Brandenburg: „Ich dachte, die Welt geht unter“

Es war ein schöner Tag im Frühjahr 1945 – mit diesen Worten beginnen Augenzeugen häufig ihre Erinnerungen. Doch vor 70 Jahren wurde der Oderbruch zur Hölle

Seelow  - „Das Beeindruckendste war dieses Krachen in den Ohren, dieses Klingeln, die Dunkelheit, die Detonationen, die fallenden Granaten.“ Alexander Uljanowitsch, Jahrgang 1921, gestikuliert heftig beim Erzählen. Seine Erlebnisse im Frühjahr 1945 fernab der Heimat wühlen ihn auf. Immer wieder hebt der Kriegsveteran beschwörend die Hände. Er ist einer von Tausenden Soldaten der Roten Armee, die damals über die Oder setzten. Mit Verbündeten kämpfte er auf den Seelower Höhen in der größten Schlacht des Zweiten Weltkrieges auf deutschem Boden. Zum 70. Jahrestag erinnert das Land Brandenburg am 17. April auf einer Zentralen Festveranstaltung in Seelow (Märkisch-Oderland) an die Schlacht.

Kurz vor der Einnahme Berlins starben Zehntausende Soldaten verschiedener Nationalitäten und Zivilisten. Videos mit Erinnerungen von Kriegsveteranen, darunter auch von Soldaten der Wehrmacht, sind heute in der Gedenkstätte auf den Seelower Höhen zu sehen. „Ich dachte, die Welt geht unter“, berichtet dort der Unteroffizier Antonius Schneider über den Angriff der Roten Armee. Der Verstand sei ausgeschaltet gewesen. „Ein Tier hat Instinkt, selbst den hatten wir nicht mehr.“ Jeder habe versucht, seine Haut zu retten, sagt Schneider, der 1925 geboren wurde.

Die Gedenkstätte rund 70 Kilometer östlich von Berlin ist einer der drei Erinnerungsorte, die die sowjetischen Besatzungstruppen 1945 in Deutschland errichteten – neben denen in Küstrin, heute Kostrzyn in Polen, und Berlin-Tiergarten. In Seelow blickt ein Bronze-Soldat über das weite Land – und über Gräber. Die 1972 eröffnete Gedenkstätte war zunächst nur auf die Befreiung durch die Sowjetunion ausgerichtet und sollte ein einseitiges Geschichtsbild im Sinne der „Freundschaft“ mit der Sowjetunion vermitteln.

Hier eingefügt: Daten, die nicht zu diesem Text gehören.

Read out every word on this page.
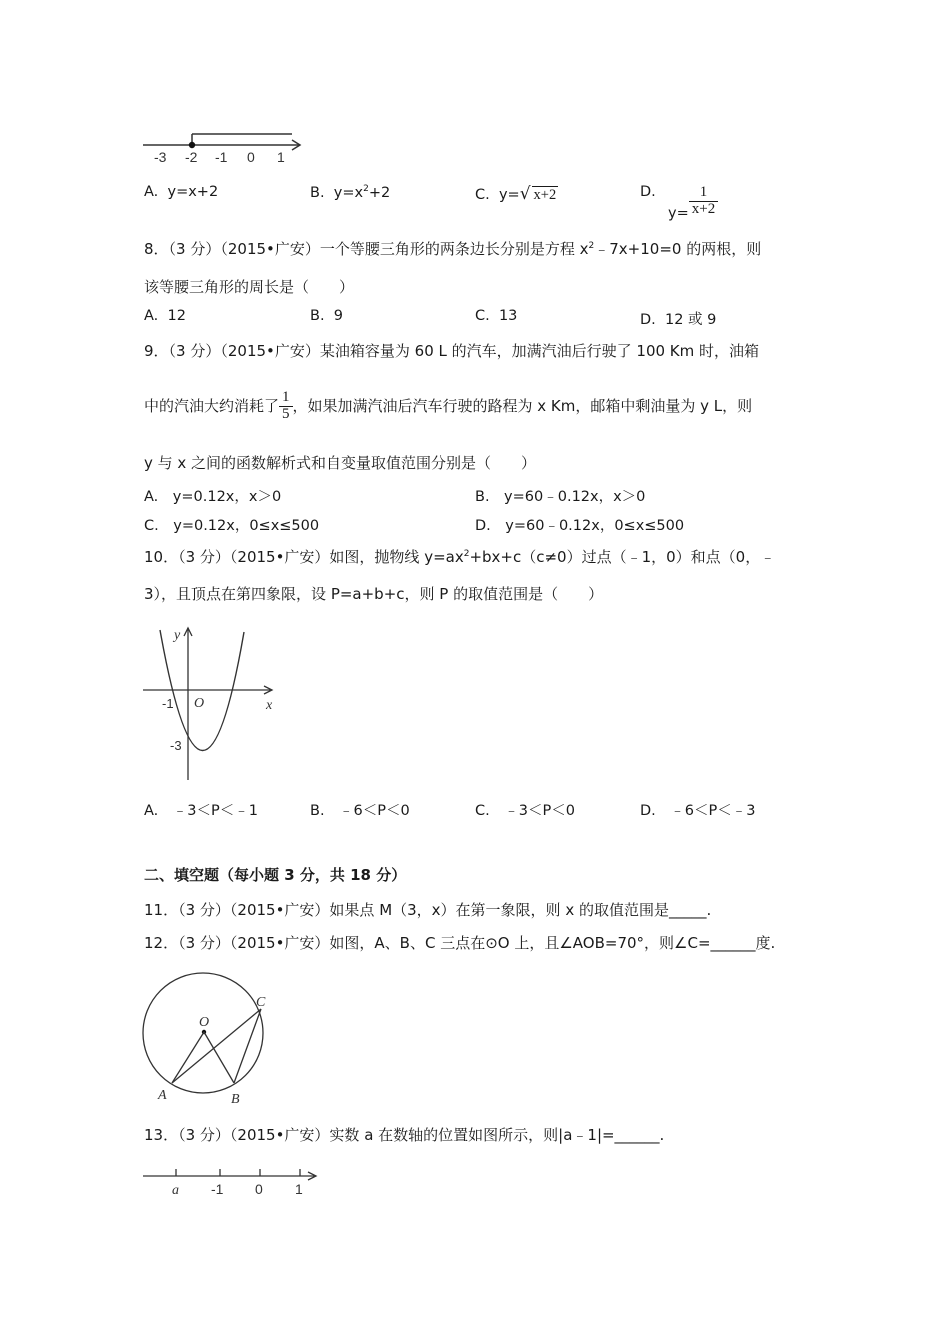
-3 -2 -1 0 1
A. y=x+2	B. $y=x^2+2$	C. y=√ x+2	D.
$y= \frac{1}{x+2}$
8．（3 分）（2015•广安）一个等腰三角形的两条边长分别是方程 $x^2﹣7x+10=0$ 的两根，则
该等腰三角形的周长是（　　）
A. 12	B. 9	C. 13	D. 12 或 9
9．（3 分）（2015•广安）某油箱容量为 60 L 的汽车，加满汽油后行驶了 100 Km 时，油箱
中的汽油大约消耗了 $\frac{1}{5}$ ，如果加满汽油后汽车行驶的路程为 x Km，邮箱中剩油量为 y L，则
y 与 x 之间的函数解析式和自变量取值范围分别是（　　）
A.　y=0.12x，x＞0	B.　y=60﹣0.12x，x＞0
C.　y=0.12x，0≤x≤500	D.　y=60﹣0.12x，0≤x≤500
10．（3 分）（2015•广安）如图，抛物线 $y=ax^2+bx+c(c\ne 0)$过点（﹣1，0）和点（0，﹣
3），且顶点在第四象限，设 P=a+b+c，则 P 的取值范围是（　　）
y
x
O
-1
-3
A.　﹣3＜P＜﹣1	B.　﹣6＜P＜0	C.　﹣3＜P＜0	D.　﹣6＜P＜﹣3
二、填空题（每小题 3 分，共 18 分）
11．（3 分）（2015•广安）如果点 M（3，x）在第一象限，则 x 的取值范围是_____.
12．（3 分）（2015•广安）如图，A、B、C 三点在⊙O 上，且∠AOB=70°，则∠C=______度.
O
A	B
C
13．（3 分）（2015•广安）实数 a 在数轴的位置如图所示，则|a﹣1|=______.
a -1 0 1
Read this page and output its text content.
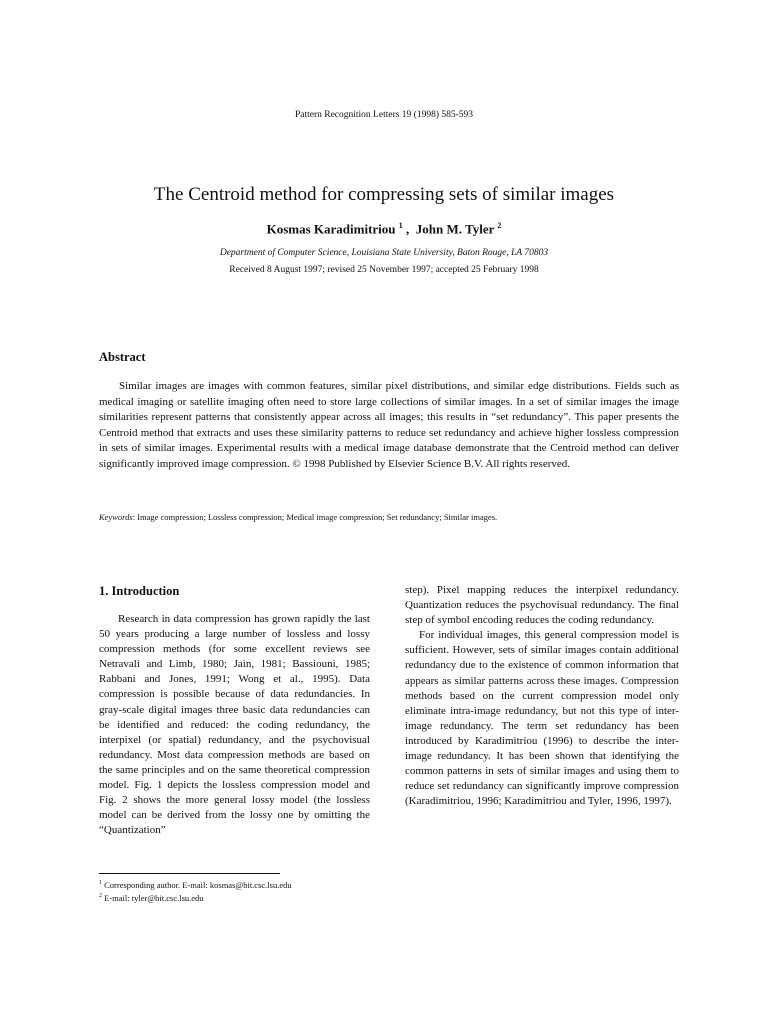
Pattern Recognition Letters 19 (1998) 585-593
The Centroid method for compressing sets of similar images
Kosmas Karadimitriou $^1$ , John M. Tyler $^2$
Department of Computer Science, Louisiana State University, Baton Rouge, LA 70803
Received 8 August 1997; revised 25 November 1997; accepted 25 February 1998
Abstract
Similar images are images with common features, similar pixel distributions, and similar edge distributions. Fields such as medical imaging or satellite imaging often need to store large collections of similar images. In a set of similar images the image similarities represent patterns that consistently appear across all images; this results in “set redundancy”. This paper presents the Centroid method that extracts and uses these similarity patterns to reduce set redundancy and achieve higher lossless compression in sets of similar images. Experimental results with a medical image database demonstrate that the Centroid method can deliver significantly improved image compression. © 1998 Published by Elsevier Science B.V. All rights reserved.
Keywords: Image compression; Lossless compression; Medical image compression; Set redundancy; Similar images.
1. Introduction

Research in data compression has grown rapidly the last 50 years producing a large number of lossless and lossy compression methods (for some excellent reviews see Netravali and Limb, 1980; Jain, 1981; Bassiouni, 1985; Rabbani and Jones, 1991; Wong et al., 1995). Data compression is possible because of data redundancies. In gray-scale digital images three basic data redundancies can be identified and reduced: the coding redundancy, the interpixel (or spatial) redundancy, and the psychovisual redundancy. Most data compression methods are based on the same principles and on the same theoretical compression model. Fig. 1 depicts the lossless compression model and Fig. 2 shows the more general lossy model (the lossless model can be derived from the lossy one by omitting the “Quantization”

step). Pixel mapping reduces the interpixel redundancy. Quantization reduces the psychovisual redundancy. The final step of symbol encoding reduces the coding redundancy.

For individual images, this general compression model is sufficient. However, sets of similar images contain additional redundancy due to the existence of common information that appears as similar patterns across these images. Compression methods based on the current compression model only eliminate intra-image redundancy, but not this type of inter-image redundancy. The term set redundancy has been introduced by Karadimitriou (1996) to describe the inter-image redundancy. It has been shown that identifying the common patterns in sets of similar images and using them to reduce set redundancy can significantly improve compression (Karadimitriou, 1996; Karadimitriou and Tyler, 1996, 1997).

$^1$ Corresponding author. E-mail: kosmas@bit.csc.lsu.edu
$^2$ E-mail: tyler@bit.csc.lsu.edu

Nach der Wiedervereinigung wandelte sich das Museum. Mitarbeiter begannen, die Schlacht zu erforschen, ihre Vorgeschichte und die Folgen, und legten ein Zeitzeugenarchiv an. Die Ereignisse seien in historischen Kontext gestellt worden, betont Gerd-Ulrich Herrmann, der die Gedenkstätte leitet. Verluste habe es auf beiden Seiten gegeben. „Hier haben nicht nur Russen gekämpft“, betont er mit Blick auf die Rote Armee, der Soldaten vieler Nationalitäten angehörten.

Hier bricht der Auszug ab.